Il est donc important de reconnaître que les appels à l’abolition de l’ICE doivent être replacés dans le cadre plus large d’un appel à l’abolition du contrôle des frontières et à l’abolition des préjudices causés par les frontières, car le véritable enjeu est l’idéologie de la frontière, la structure matérielle de la frontière qui crée même la catégorie des migrants. Cela crée cette idée d’un non-citoyen qui n’a pas sa place, qui est racialisé.

C’est cet engagement bipartite profond en faveur du contrôle des frontières qui doit être démantelé. À différents moments, il prend différentes formes. À l’heure actuelle, la violence la plus spectaculaire du contrôle des frontières prend la forme des raids horribles de l’ICE, tandis qu’à d’autres moments, elle a pris la forme des morts horribles à la frontière et de la construction du mur frontalier. À d’autres moments encore, elle a pris la forme de la détention et de l’incarcération à la frontière maritime avec les Caraïbes.

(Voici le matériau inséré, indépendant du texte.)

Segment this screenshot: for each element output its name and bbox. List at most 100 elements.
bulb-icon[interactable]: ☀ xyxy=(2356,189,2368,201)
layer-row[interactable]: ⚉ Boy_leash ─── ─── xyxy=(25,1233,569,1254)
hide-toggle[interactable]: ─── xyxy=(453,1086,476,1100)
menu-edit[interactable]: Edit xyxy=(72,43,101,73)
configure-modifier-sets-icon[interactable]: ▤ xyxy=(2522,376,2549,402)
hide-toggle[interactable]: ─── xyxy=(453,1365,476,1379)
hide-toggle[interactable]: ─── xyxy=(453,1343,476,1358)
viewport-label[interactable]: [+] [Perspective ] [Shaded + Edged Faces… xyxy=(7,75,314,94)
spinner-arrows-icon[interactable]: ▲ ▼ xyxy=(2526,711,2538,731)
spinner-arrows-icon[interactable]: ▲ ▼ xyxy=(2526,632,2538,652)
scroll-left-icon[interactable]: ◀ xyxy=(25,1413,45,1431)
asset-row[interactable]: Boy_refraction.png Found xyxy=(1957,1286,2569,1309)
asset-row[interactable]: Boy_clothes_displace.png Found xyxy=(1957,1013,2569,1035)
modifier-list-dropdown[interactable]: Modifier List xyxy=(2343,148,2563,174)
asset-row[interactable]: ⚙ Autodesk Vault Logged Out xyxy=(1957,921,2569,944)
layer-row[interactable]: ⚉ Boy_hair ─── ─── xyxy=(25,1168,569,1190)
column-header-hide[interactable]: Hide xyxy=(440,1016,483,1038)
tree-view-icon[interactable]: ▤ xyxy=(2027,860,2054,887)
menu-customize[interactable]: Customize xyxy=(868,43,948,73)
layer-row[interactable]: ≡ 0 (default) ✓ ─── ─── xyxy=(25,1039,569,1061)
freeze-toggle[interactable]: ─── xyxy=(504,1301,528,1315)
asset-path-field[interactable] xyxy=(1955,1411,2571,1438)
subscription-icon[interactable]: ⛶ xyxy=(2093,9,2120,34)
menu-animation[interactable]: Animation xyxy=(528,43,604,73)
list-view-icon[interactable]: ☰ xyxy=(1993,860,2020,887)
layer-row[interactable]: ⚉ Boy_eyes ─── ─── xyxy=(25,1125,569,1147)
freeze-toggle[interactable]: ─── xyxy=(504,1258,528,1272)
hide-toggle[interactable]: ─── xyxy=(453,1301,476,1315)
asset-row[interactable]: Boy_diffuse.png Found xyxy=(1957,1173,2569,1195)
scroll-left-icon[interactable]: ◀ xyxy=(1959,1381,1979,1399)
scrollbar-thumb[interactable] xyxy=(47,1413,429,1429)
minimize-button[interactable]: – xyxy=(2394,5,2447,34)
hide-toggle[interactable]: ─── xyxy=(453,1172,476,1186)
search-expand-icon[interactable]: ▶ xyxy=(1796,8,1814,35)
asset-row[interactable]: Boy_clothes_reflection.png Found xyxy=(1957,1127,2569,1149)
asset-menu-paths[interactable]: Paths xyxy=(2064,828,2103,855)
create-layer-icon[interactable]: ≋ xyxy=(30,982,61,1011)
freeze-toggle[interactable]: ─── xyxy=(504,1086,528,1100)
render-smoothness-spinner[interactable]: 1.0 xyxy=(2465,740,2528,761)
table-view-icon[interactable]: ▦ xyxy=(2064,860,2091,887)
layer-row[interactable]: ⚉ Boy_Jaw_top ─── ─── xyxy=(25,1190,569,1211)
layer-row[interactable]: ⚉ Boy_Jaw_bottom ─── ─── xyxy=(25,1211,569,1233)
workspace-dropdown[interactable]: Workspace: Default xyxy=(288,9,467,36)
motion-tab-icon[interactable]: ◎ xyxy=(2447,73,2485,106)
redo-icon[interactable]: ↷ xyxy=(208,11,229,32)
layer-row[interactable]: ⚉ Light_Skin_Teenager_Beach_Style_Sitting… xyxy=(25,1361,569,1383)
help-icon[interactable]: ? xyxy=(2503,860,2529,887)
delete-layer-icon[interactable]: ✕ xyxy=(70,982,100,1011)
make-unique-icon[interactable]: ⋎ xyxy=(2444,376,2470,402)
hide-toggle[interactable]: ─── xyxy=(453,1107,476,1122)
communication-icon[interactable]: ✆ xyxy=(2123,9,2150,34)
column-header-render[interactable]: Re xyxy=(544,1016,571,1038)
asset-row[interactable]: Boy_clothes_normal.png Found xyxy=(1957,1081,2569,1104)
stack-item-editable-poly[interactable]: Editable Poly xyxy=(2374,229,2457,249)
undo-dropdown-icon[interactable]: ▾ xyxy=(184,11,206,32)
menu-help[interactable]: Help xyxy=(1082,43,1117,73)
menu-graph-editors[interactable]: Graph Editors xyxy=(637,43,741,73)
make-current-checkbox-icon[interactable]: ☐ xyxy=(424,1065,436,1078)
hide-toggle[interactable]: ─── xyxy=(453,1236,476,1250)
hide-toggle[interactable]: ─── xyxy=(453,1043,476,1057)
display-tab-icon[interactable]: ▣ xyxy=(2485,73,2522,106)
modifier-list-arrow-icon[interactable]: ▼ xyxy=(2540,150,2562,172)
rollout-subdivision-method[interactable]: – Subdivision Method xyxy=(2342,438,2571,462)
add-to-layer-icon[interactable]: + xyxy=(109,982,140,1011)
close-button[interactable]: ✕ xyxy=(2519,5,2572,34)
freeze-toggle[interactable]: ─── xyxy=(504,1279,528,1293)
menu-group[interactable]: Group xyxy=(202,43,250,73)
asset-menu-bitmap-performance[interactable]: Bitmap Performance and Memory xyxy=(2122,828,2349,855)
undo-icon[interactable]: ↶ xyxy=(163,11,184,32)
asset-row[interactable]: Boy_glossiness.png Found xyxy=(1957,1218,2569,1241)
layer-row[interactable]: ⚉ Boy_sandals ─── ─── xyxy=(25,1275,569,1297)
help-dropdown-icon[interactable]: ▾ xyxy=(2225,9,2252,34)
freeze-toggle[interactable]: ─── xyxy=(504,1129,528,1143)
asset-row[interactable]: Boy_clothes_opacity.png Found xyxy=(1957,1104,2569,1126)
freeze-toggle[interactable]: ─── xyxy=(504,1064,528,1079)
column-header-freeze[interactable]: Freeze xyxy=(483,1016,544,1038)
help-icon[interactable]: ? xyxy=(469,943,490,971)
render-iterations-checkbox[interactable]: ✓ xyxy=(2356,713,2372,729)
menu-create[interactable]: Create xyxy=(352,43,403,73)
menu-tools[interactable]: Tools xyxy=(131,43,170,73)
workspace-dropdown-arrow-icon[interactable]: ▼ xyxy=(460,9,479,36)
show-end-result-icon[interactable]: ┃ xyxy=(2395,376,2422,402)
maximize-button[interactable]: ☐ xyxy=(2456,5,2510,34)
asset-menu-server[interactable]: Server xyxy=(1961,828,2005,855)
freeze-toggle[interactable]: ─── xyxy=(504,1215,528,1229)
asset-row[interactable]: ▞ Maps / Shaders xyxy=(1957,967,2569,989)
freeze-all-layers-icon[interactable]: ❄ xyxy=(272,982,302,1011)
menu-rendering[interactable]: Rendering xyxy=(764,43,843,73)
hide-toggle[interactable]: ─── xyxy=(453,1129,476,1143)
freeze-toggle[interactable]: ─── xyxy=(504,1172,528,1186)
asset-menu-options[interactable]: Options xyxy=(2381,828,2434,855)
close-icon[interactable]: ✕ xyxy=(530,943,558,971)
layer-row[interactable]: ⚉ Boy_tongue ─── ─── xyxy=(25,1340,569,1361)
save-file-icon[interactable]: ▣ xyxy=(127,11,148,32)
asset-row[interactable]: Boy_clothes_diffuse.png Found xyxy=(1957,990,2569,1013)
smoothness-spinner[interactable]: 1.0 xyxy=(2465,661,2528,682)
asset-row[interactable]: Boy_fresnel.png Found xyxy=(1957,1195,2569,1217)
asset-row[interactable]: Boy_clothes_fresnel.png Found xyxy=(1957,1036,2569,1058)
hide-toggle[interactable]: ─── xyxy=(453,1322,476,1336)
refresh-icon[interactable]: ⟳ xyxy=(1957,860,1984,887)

Tous ces systèmes font partie de la même structure de contrôle des frontières à laquelle chaque régime, chaque gouvernement et chaque administration aux États-Unis s’est engagé. Notre tâche, en tant que mouvements sociaux, est donc de déraciner le système de contrôle de l’immigration, qu’il s’agisse de l’ICE, du CBP, du DHS ou de la frontière elle-même.